WASHINGTON — SpaceX had its busiest month yet in April in terms of launches as the company emphasizes the value of a high flight rate.
A Falcon 9 lifted off from Cape Canaveral’s Space Launch Complex 40 at 5:27 p.m. Eastern April 29 carrying a payload of 53 Starlink satellites. SpaceX confirmed a successful deployment of the satellites an hour after liftoff.
The rocket’s first stage landed on a droneship in the Atlantic Ocean, completing its sixth flight. The booster was last used just three weeks earlier on the launch of a Crew Dragon on the Ax-1 private astronaut mission to the International Space Station, a 21-day turnaround that was the shortest between flights to date.
That launch was the sixth by SpaceX in April, the most by the company in any single calendar month. The company has performed four launches in a month several times and five in December 2021. SpaceX has conducted 17 Falcon 9 launches so far this year, keeping the company on pace to meet a goal of one launch a week this year.
“Flight rate is really, really important,” Benji Reed, senior director of human spaceflight programs at SpaceX, said during a panel discussion at the AIAA ASCENDx Texas conference April 28. “Flight rate lets you learn, it lets you grow. You have to fly it correctly. You have to fly it safely.”

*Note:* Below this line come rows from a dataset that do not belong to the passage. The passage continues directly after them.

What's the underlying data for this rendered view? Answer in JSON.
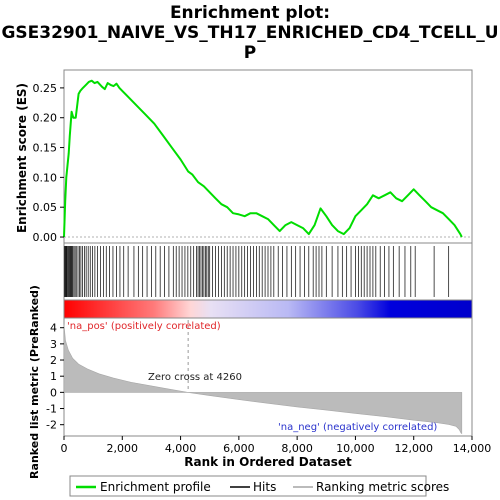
{
  "title_line1": "Enrichment plot:",
  "title_line2": "GSE32901_NAIVE_VS_TH17_ENRICHED_CD4_TCELL_U",
  "title_line3": "P",
  "colors": {
    "es_line": "#00dd00",
    "hits": "#000000",
    "metric_fill": "#bbbbbb",
    "pos_bar": "#ff0000",
    "neg_bar": "#0000dd"
  },
  "chart_data": [
    {
      "type": "line",
      "name": "enrichment-profile",
      "ylabel": "Enrichment score (ES)",
      "ylim": [
        -0.01,
        0.28
      ],
      "xlim": [
        0,
        14000
      ],
      "yticks": [
        0.0,
        0.05,
        0.1,
        0.15,
        0.2,
        0.25
      ],
      "ytick_labels": [
        "0.00",
        "0.05",
        "0.10",
        "0.15",
        "0.20",
        "0.25"
      ],
      "x": [
        0,
        40,
        80,
        120,
        160,
        200,
        260,
        320,
        400,
        500,
        560,
        650,
        750,
        850,
        950,
        1050,
        1150,
        1300,
        1400,
        1500,
        1600,
        1700,
        1800,
        1900,
        2000,
        2200,
        2500,
        2800,
        3100,
        3400,
        3700,
        4000,
        4260,
        4400,
        4600,
        4800,
        5000,
        5200,
        5400,
        5600,
        5800,
        6000,
        6200,
        6400,
        6600,
        6800,
        7000,
        7200,
        7400,
        7600,
        7800,
        8000,
        8200,
        8400,
        8600,
        8800,
        9000,
        9200,
        9400,
        9600,
        9800,
        10000,
        10200,
        10400,
        10600,
        10800,
        11000,
        11200,
        11400,
        11600,
        11800,
        12000,
        12200,
        12400,
        12600,
        12800,
        13000,
        13200,
        13400,
        13600,
        13650
      ],
      "y": [
        0.0,
        0.06,
        0.1,
        0.12,
        0.14,
        0.17,
        0.21,
        0.2,
        0.2,
        0.24,
        0.245,
        0.25,
        0.255,
        0.26,
        0.262,
        0.258,
        0.26,
        0.252,
        0.248,
        0.258,
        0.255,
        0.253,
        0.257,
        0.25,
        0.245,
        0.235,
        0.22,
        0.205,
        0.19,
        0.17,
        0.15,
        0.13,
        0.11,
        0.105,
        0.092,
        0.085,
        0.075,
        0.065,
        0.055,
        0.05,
        0.04,
        0.038,
        0.035,
        0.04,
        0.04,
        0.035,
        0.03,
        0.02,
        0.01,
        0.02,
        0.025,
        0.02,
        0.015,
        0.005,
        0.02,
        0.048,
        0.035,
        0.02,
        0.01,
        0.005,
        0.015,
        0.035,
        0.045,
        0.055,
        0.07,
        0.065,
        0.07,
        0.075,
        0.065,
        0.06,
        0.07,
        0.08,
        0.07,
        0.06,
        0.05,
        0.045,
        0.04,
        0.03,
        0.02,
        0.005,
        0.0
      ]
    },
    {
      "type": "bar",
      "name": "hits",
      "x": [
        20,
        45,
        70,
        95,
        120,
        150,
        180,
        210,
        240,
        270,
        300,
        340,
        380,
        420,
        480,
        530,
        580,
        640,
        700,
        760,
        830,
        900,
        980,
        1060,
        1150,
        1250,
        1350,
        1450,
        1560,
        1680,
        1800,
        1920,
        2050,
        2200,
        2400,
        2550,
        2700,
        2850,
        3000,
        3150,
        3300,
        3450,
        3600,
        3750,
        3850,
        3950,
        4050,
        4150,
        4250,
        4350,
        4450,
        4550,
        4600,
        4650,
        4700,
        4750,
        4800,
        4850,
        4900,
        4950,
        5000,
        5100,
        5200,
        5300,
        5400,
        5500,
        5600,
        5700,
        5800,
        5900,
        6000,
        6100,
        6200,
        6300,
        6400,
        6500,
        6600,
        6700,
        6800,
        6900,
        7000,
        7100,
        7200,
        7350,
        7500,
        7650,
        7800,
        7950,
        8100,
        8250,
        8400,
        8550,
        8650,
        8750,
        8850,
        9000,
        9200,
        9400,
        9550,
        9700,
        9850,
        10000,
        10100,
        10200,
        10300,
        10400,
        10500,
        10600,
        10700,
        10850,
        11000,
        11150,
        11300,
        11500,
        11700,
        11900,
        12050,
        12700,
        13200
      ]
    },
    {
      "type": "area",
      "name": "ranked-list-metric",
      "xlabel": "Rank in Ordered Dataset",
      "ylabel": "Ranked list metric (PreRanked)",
      "ylim": [
        -2.7,
        4.6
      ],
      "xlim": [
        0,
        14000
      ],
      "yticks": [
        -2,
        -1,
        0,
        1,
        2,
        3,
        4
      ],
      "xticks": [
        0,
        2000,
        4000,
        6000,
        8000,
        10000,
        12000,
        14000
      ],
      "xtick_labels": [
        "0",
        "2,000",
        "4,000",
        "6,000",
        "8,000",
        "10,000",
        "12,000",
        "14,000"
      ],
      "x": [
        0,
        50,
        150,
        300,
        500,
        800,
        1200,
        1700,
        2300,
        3000,
        3600,
        4260,
        5000,
        6000,
        7000,
        8000,
        9000,
        10000,
        11000,
        12000,
        12800,
        13200,
        13450,
        13560,
        13620,
        13650
      ],
      "y": [
        4.2,
        3.2,
        2.6,
        2.1,
        1.75,
        1.45,
        1.15,
        0.88,
        0.62,
        0.4,
        0.2,
        0.0,
        -0.2,
        -0.45,
        -0.68,
        -0.9,
        -1.1,
        -1.3,
        -1.5,
        -1.72,
        -1.88,
        -1.98,
        -2.1,
        -2.3,
        -2.5,
        -2.55
      ]
    }
  ],
  "annotations": {
    "pos_label": "'na_pos' (positively correlated)",
    "neg_label": "'na_neg' (negatively correlated)",
    "zero_cross": "Zero cross at 4260",
    "zero_cross_x": 4260
  },
  "legend": {
    "items": [
      {
        "label": "Enrichment profile",
        "color": "#00dd00",
        "style": "line"
      },
      {
        "label": "Hits",
        "color": "#000000",
        "style": "line"
      },
      {
        "label": "Ranking metric scores",
        "color": "#bbbbbb",
        "style": "line"
      }
    ]
  }
}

A key factor in that high flight rate is the company’s own Starlink constellation. While only two of the six launches in April were of Starlink satellites — the others were the Ax-1 and Crew-4 crewed missions, the Transporter-4 rideshare mission and the NROL-85 classified mission for the National Reconnaissance Office — 10 of the 17 Falcon 9 launches so far this year have been for the deployment of the broadband constellation.

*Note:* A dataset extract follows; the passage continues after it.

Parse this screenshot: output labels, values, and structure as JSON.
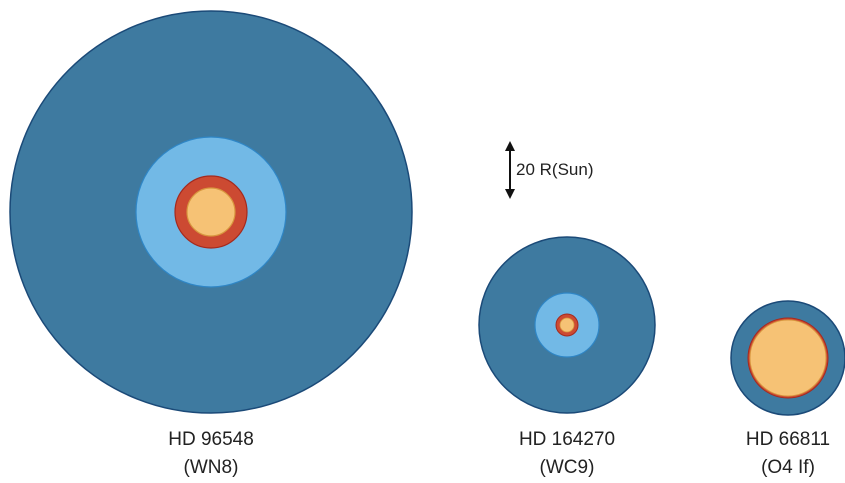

The Starlink launches, Reed said, are important for such things as pushing the limits of reusability. “It allows us to really learn and expand the envelope of what it takes to fly at a very high flight rate,” he said.
“This is the kind of flight rate that we need to be thinking about as an industry,” he added. “We should all look forward to the day soon when we are launching every day, every hour, every minute.”

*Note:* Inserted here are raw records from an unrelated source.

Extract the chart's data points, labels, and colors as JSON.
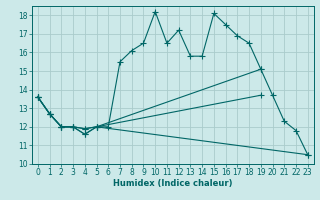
{
  "xlabel": "Humidex (Indice chaleur)",
  "background_color": "#cce9e9",
  "grid_color": "#aacccc",
  "line_color": "#006666",
  "xlim": [
    -0.5,
    23.5
  ],
  "ylim": [
    10,
    18.5
  ],
  "yticks": [
    10,
    11,
    12,
    13,
    14,
    15,
    16,
    17,
    18
  ],
  "xticks": [
    0,
    1,
    2,
    3,
    4,
    5,
    6,
    7,
    8,
    9,
    10,
    11,
    12,
    13,
    14,
    15,
    16,
    17,
    18,
    19,
    20,
    21,
    22,
    23
  ],
  "lines": [
    {
      "x": [
        0,
        1,
        2,
        3,
        4,
        5,
        6,
        7,
        8,
        9,
        10,
        11,
        12,
        13,
        14,
        15,
        16,
        17,
        18,
        19,
        20,
        21,
        22,
        23
      ],
      "y": [
        13.6,
        12.7,
        12.0,
        12.0,
        11.6,
        12.0,
        12.0,
        15.5,
        16.1,
        16.5,
        18.2,
        16.5,
        17.2,
        15.8,
        15.8,
        18.1,
        17.5,
        16.9,
        16.5,
        15.1,
        13.7,
        12.3,
        11.8,
        10.5
      ]
    },
    {
      "x": [
        0,
        1,
        2,
        3,
        4,
        5,
        19
      ],
      "y": [
        13.6,
        12.7,
        12.0,
        12.0,
        11.9,
        12.0,
        15.1
      ]
    },
    {
      "x": [
        0,
        1,
        2,
        3,
        4,
        5,
        19
      ],
      "y": [
        13.6,
        12.7,
        12.0,
        12.0,
        11.9,
        12.0,
        13.7
      ]
    },
    {
      "x": [
        0,
        1,
        2,
        3,
        4,
        5,
        23
      ],
      "y": [
        13.6,
        12.7,
        12.0,
        12.0,
        11.6,
        12.0,
        10.5
      ]
    }
  ]
}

Starship environmental delay
While SpaceX steps up its launch cadence, its Starship program remains mired in delays. The Federal Aviation Administration announced April 29 it was again pushing back the deadline for the completion of an environmental assessment for orbital launches of that vehicle from SpaceX’s Boca Chica, Texas, test site. The new deadline is now May 31, a one-month delay.
“SpaceX made multiple changes to its application that require additional FAA analysis,” the FAA said in a statement to reporters. “The agency continues to review around 18,000 general public comments.”
The FAA didn’t identify what changes SpaceX made and how they might affect the review of what is called a programmatic environmental assessment (PEA). “The FAA is finalizing the review of the Final PEA, including responding to comments and ensuring consistency with SpaceX’s licensing application,” a statement on the FAA website for the effort states. “The FAA is also completing consultation and confirming mitigations for the proposed SpaceX operations. All consultations must be complete before the FAA can issue the Final PEA.”
According to a “permitting dashboard” operated by the Department of Transportation, the assessment did complete one such consultation, involving an Endangered Species Act consultation with the Fish and Wildlife Service, April 22. Another consultation, called the Section 106 Review after its section of the National Historic Preservation Act, is scheduled to be completed in early May.
While this is the fourth time that the FAA has pushed back completion of the environmental assessment, originally scheduled for the end of 2021, it is not clear that this alone is delaying the first orbital launch of Starship. While SpaceX showed a fully stacked Starship vehicle in February in Boca Chica, neither the Super Heavy booster nor Starship upper stage displayed then are expected to fly as the company moved to testing other hardware, with no firm timeline of having a vehicle ready to flight.